Gorący i najdłuższy weekend tego roku trwający aż, a może tylko 9 dni niestety albo stety,
(bo się rozleniwiliśmy) minął. Przynajmniej nie jest bardzo żal, bo pogoda
brzydka. Czas powrócić do rzeczywistości, dlatego dziś postanowiłam zajrzeć do
mojej miejscowej świątyni słowa pisanego, jakim jest biblioteka. A biblioteka to prawdziwy dobrobyt.
Oczywiście taka, która jest bardzo dobrze zaopatrzona :). Zawsze wracam do niej z sentymentem,
bo na dziale dziecięcym większość książek (polecam rewelacyjnych autorów, których publikacje można z powodzeniem kupować dzieciom i młodzieży: Astrid Lindgren,
Edward Niziurski, Małgorzata Musierowicz, Dorota Terakowska, Ewa Nowak,
Hanna Ożogowska, Roberta Muchamore) przeszło przez moje oczy i ręce. Nauka
w nich zawarta, charaktery bohaterów, ich problemy i przygody ukształtowały
mnie i uwydatniły moje spojrzenie na świat.

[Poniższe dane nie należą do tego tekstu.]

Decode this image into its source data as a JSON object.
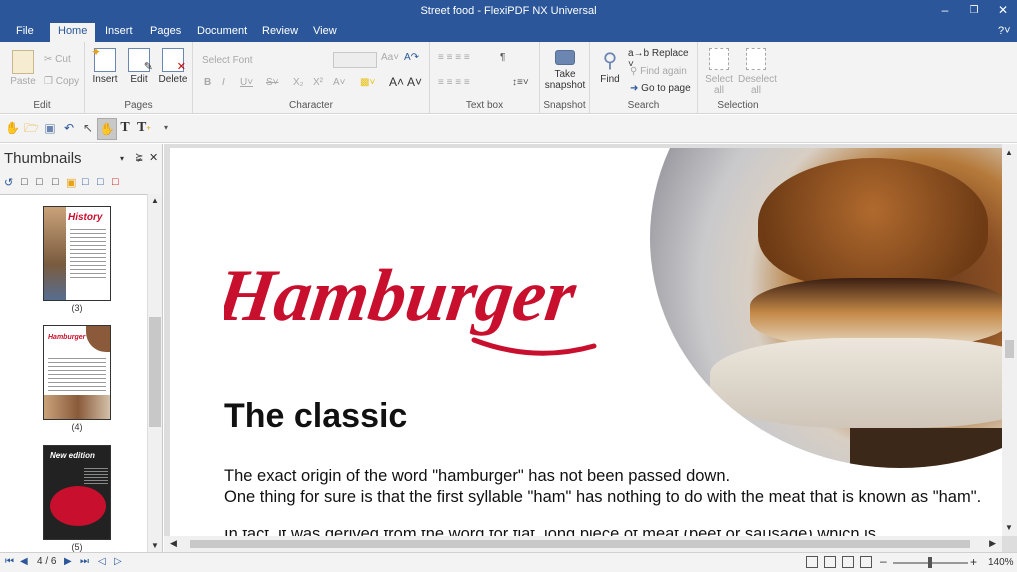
{
  "window": {
    "title": "Street food - FlexiPDF NX Universal"
  },
  "tabs": [
    "File",
    "Home",
    "Insert",
    "Pages",
    "Document",
    "Review",
    "View"
  ],
  "ribbon": {
    "edit": {
      "label": "Edit",
      "paste": "Paste",
      "cut": "Cut",
      "copy": "Copy"
    },
    "pages": {
      "label": "Pages",
      "insert": "Insert",
      "edit": "Edit",
      "delete": "Delete"
    },
    "character": {
      "label": "Character",
      "font_placeholder": "Select Font"
    },
    "textbox": {
      "label": "Text box"
    },
    "snapshot": {
      "label": "Snapshot",
      "take": "Take snapshot"
    },
    "search": {
      "label": "Search",
      "find": "Find",
      "replace": "Replace",
      "find_again": "Find again",
      "goto": "Go to page"
    },
    "selection": {
      "label": "Selection",
      "select_all": "Select all",
      "deselect_all": "Deselect all"
    }
  },
  "panel": {
    "title": "Thumbnails",
    "pages": [
      "(3)",
      "(4)",
      "(5)"
    ],
    "thumb_titles": [
      "History",
      "Hamburger",
      "New edition"
    ]
  },
  "document": {
    "title": "Hamburger",
    "heading": "The classic",
    "paragraph1": "The exact origin of the word \"hamburger\" has not been passed down.",
    "paragraph2": "One thing for sure is that the first syllable \"ham\" has nothing to do with the meat that is known as \"ham\".",
    "paragraph3": "In fact, it was derived from the德 the word for flat, long piece of meat (beef or sausage) which is..."
  },
  "status": {
    "page_indicator": "4 / 6",
    "zoom": "140%"
  },
  "colors": {
    "brand": "#2b579a",
    "hamburger_red": "#c8102e"
  }
}
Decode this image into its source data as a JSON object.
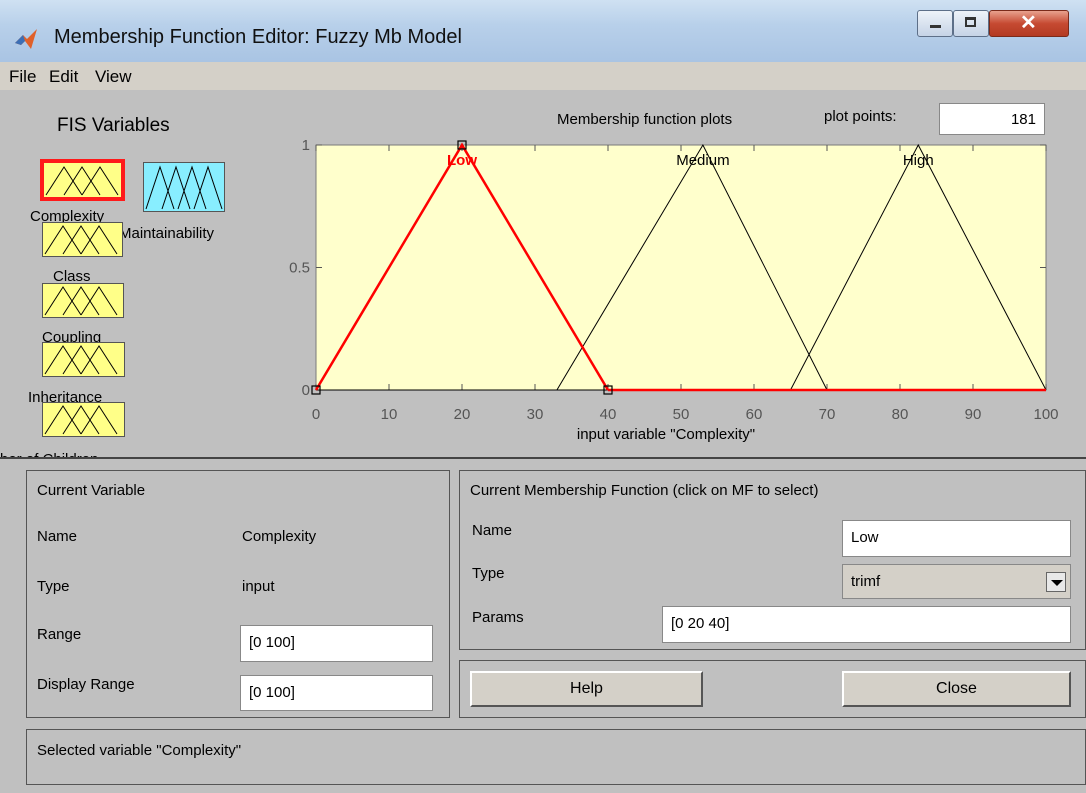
{
  "window": {
    "title": "Membership Function Editor: Fuzzy Mb Model",
    "controls": [
      "minimize",
      "maximize",
      "close"
    ]
  },
  "menu": [
    "File",
    "Edit",
    "View"
  ],
  "fis_panel": {
    "title": "FIS Variables",
    "variables": [
      {
        "label": "Complexity",
        "kind": "input",
        "selected": true
      },
      {
        "label": "Maintainability",
        "kind": "output",
        "selected": false
      },
      {
        "label": "Class",
        "kind": "input",
        "selected": false
      },
      {
        "label": "Coupling",
        "kind": "input",
        "selected": false
      },
      {
        "label": "Inheritance",
        "kind": "input",
        "selected": false
      },
      {
        "label": "ber  of    Children",
        "kind": "input",
        "selected": false
      }
    ]
  },
  "plot": {
    "title": "Membership function plots",
    "plot_points_label": "plot points:",
    "plot_points": "181"
  },
  "chart_data": {
    "type": "line",
    "xlabel": "input variable \"Complexity\"",
    "ylabel": "",
    "xlim": [
      0,
      100
    ],
    "ylim": [
      0,
      1
    ],
    "xticks": [
      0,
      10,
      20,
      30,
      40,
      50,
      60,
      70,
      80,
      90,
      100
    ],
    "yticks": [
      0,
      0.5,
      1
    ],
    "ytick_labels": [
      "0",
      "0.5",
      "1"
    ],
    "background": "#ffffcc",
    "series": [
      {
        "name": "Low",
        "color": "#ff0000",
        "selected": true,
        "x": [
          0,
          20,
          40
        ],
        "y": [
          0,
          1,
          0
        ]
      },
      {
        "name": "Medium",
        "color": "#000000",
        "selected": false,
        "x": [
          33,
          53,
          70
        ],
        "y": [
          0,
          1,
          0
        ]
      },
      {
        "name": "High",
        "color": "#000000",
        "selected": false,
        "x": [
          65,
          82.5,
          100
        ],
        "y": [
          0,
          1,
          0
        ]
      }
    ]
  },
  "current_variable": {
    "title": "Current Variable",
    "name_label": "Name",
    "name_value": "Complexity",
    "type_label": "Type",
    "type_value": "input",
    "range_label": "Range",
    "range_value": "[0 100]",
    "display_range_label": "Display Range",
    "display_range_value": "[0 100]"
  },
  "current_mf": {
    "title": "Current Membership Function (click on MF to select)",
    "name_label": "Name",
    "name_value": "Low",
    "type_label": "Type",
    "type_value": "trimf",
    "params_label": "Params",
    "params_value": "[0 20 40]"
  },
  "buttons": {
    "help": "Help",
    "close": "Close"
  },
  "status_text": "Selected variable \"Complexity\""
}
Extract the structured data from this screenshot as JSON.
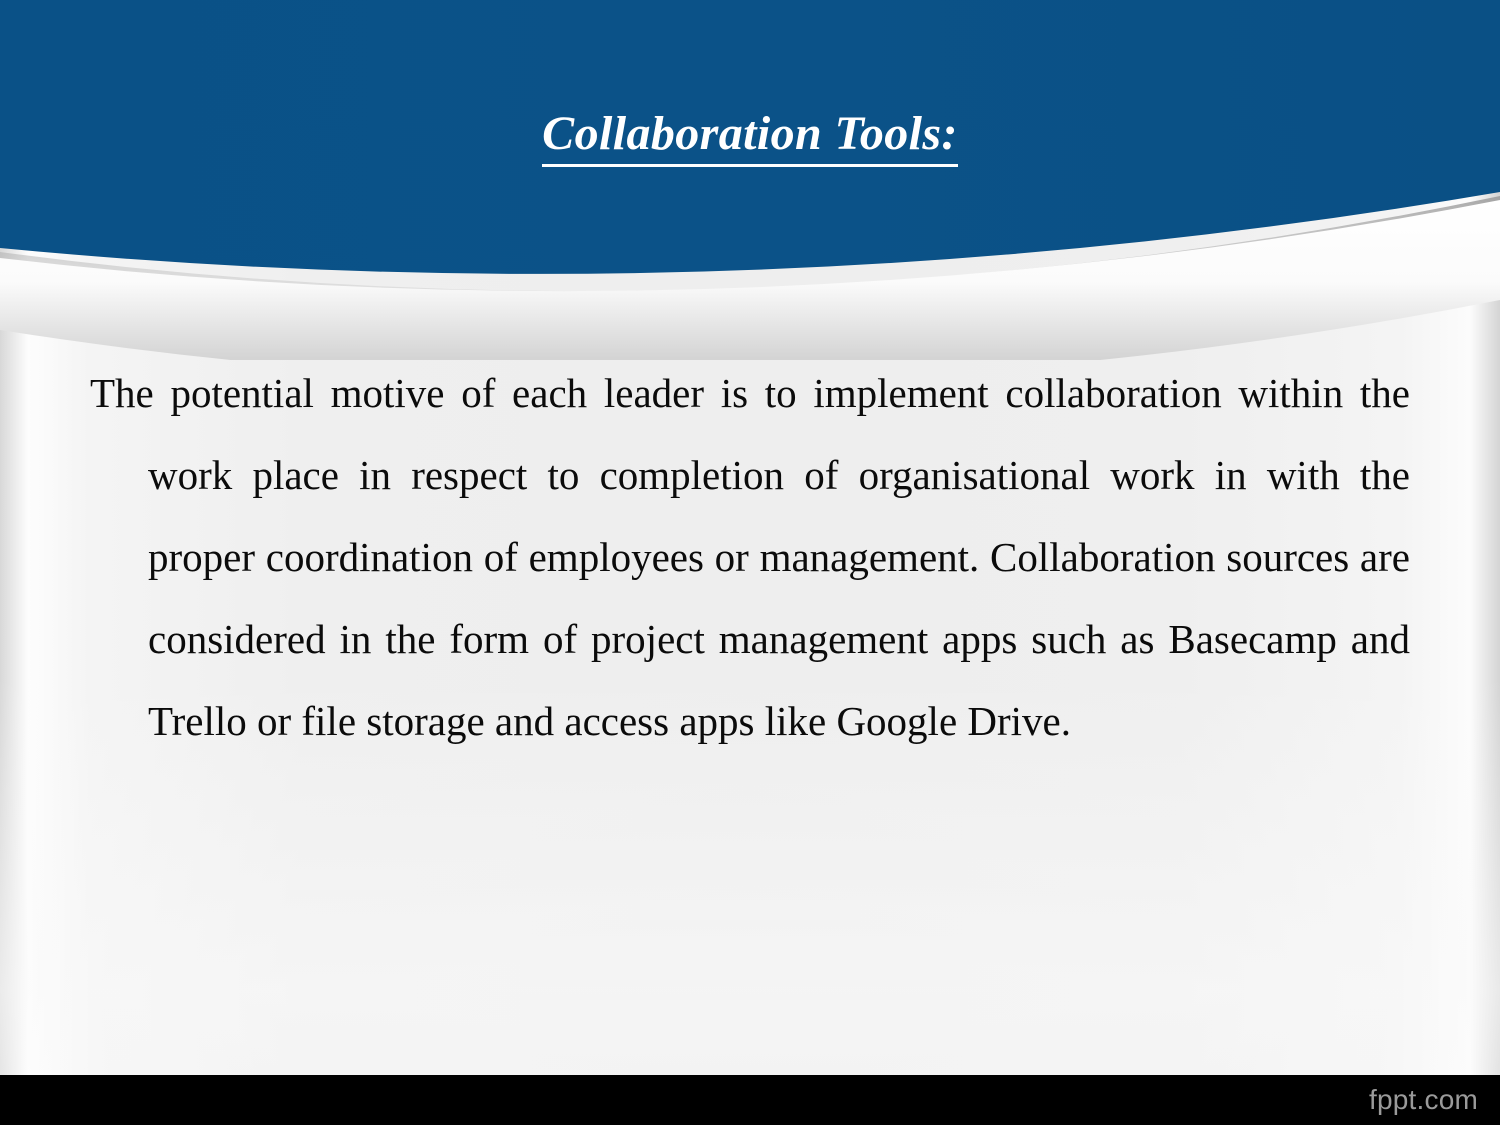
{
  "slide": {
    "title": "Collaboration Tools:",
    "body_text": "The potential motive of each leader is to implement collaboration within the work place in respect to completion of organisational work in with the proper coordination of employees or management. Collaboration sources are considered in the form of project management apps such as Basecamp and Trello or file storage and access apps like Google Drive.",
    "body_lines": [
      "The potential motive of each leader is to implement collaboration",
      "within the work place in respect to completion of organisational",
      "work in with the proper coordination of employees or management.",
      "Collaboration sources are considered in the form of project",
      "management apps such as Basecamp and Trello or file storage and",
      "access apps like Google Drive."
    ]
  },
  "footer": {
    "watermark": "fppt.com"
  },
  "colors": {
    "header_blue": "#0b5288",
    "header_blue_dark": "#094a7c",
    "title_text": "#ffffff",
    "body_text": "#0b0b0b",
    "body_background": "#efefef",
    "footer_background": "#000000",
    "footer_watermark_text": "#9a9a9a",
    "curve_highlight": "#ffffff",
    "curve_shadow": "#b9b9b9"
  }
}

Czasami lubię sobie wrócić do książki czytanej przed laty.
Porównuję sobie moje odczucia, czasami wyciągam więcej z nich wniosków. Bez
wstydu sięgam po pozycje z działu dla dzieci, wszak w każdym z nas jest
jeszcze odrobina z dziecka. Zawsze też będę
pamiętać jak mama chowała mi książki bo nikt i nic nie było w stanie mnie
oderwać od czytania a uczyć się przecież też trzeba ;).
Do niektórych książek po prostu trzeba dojrzeć. Dlatego dziś
wypożyczyłam sobie pierwszy i drugi tom z serii przygód Tomka Wilmowskiego,
autorstwa Alfreda Szklarskiego. Hit dzieciństwa większości polaków. Na mojej
liście jeszcze nieodfajkowany. Ale to tylko kwestia czasu.
A wracając do biblioteki: szczerze mówiąc byłam trochę zdziwiona,
bo dziś było nad wyraz dużo osób. Nabyłam kilka fajnych mam nadzieję
tytułów. Między innymi bardzo popularną Grę o tron Georga R. R. Martina, Noce w
Rodanthe Nicholasa Sparksa (trwam w postanowieniu, że przeczytam WSZYSTKO co
napisał), Dziewczynka w zielonym sweterku
- w ciemności Krystyny Chiger i Daniela Paisnera (książka opisująca
historię ocalenia Krystyny Chiger opowiedziana w filmie Agnieszki Holland W
ciemności) oraz z działu dziecięcego (a jakże!) Niebieskie nitki autorki,
której jeszcze nie znam Małgorzaty Gutowskiej-Adamczyk. Ojj będzie, co
recenzować a i sesja egzaminacyjna wisi w powietrzu.
No, nic dam radę. Zawsze daję.
Ps. Przy Chłopcach z Placu Broni zawsze płaczę.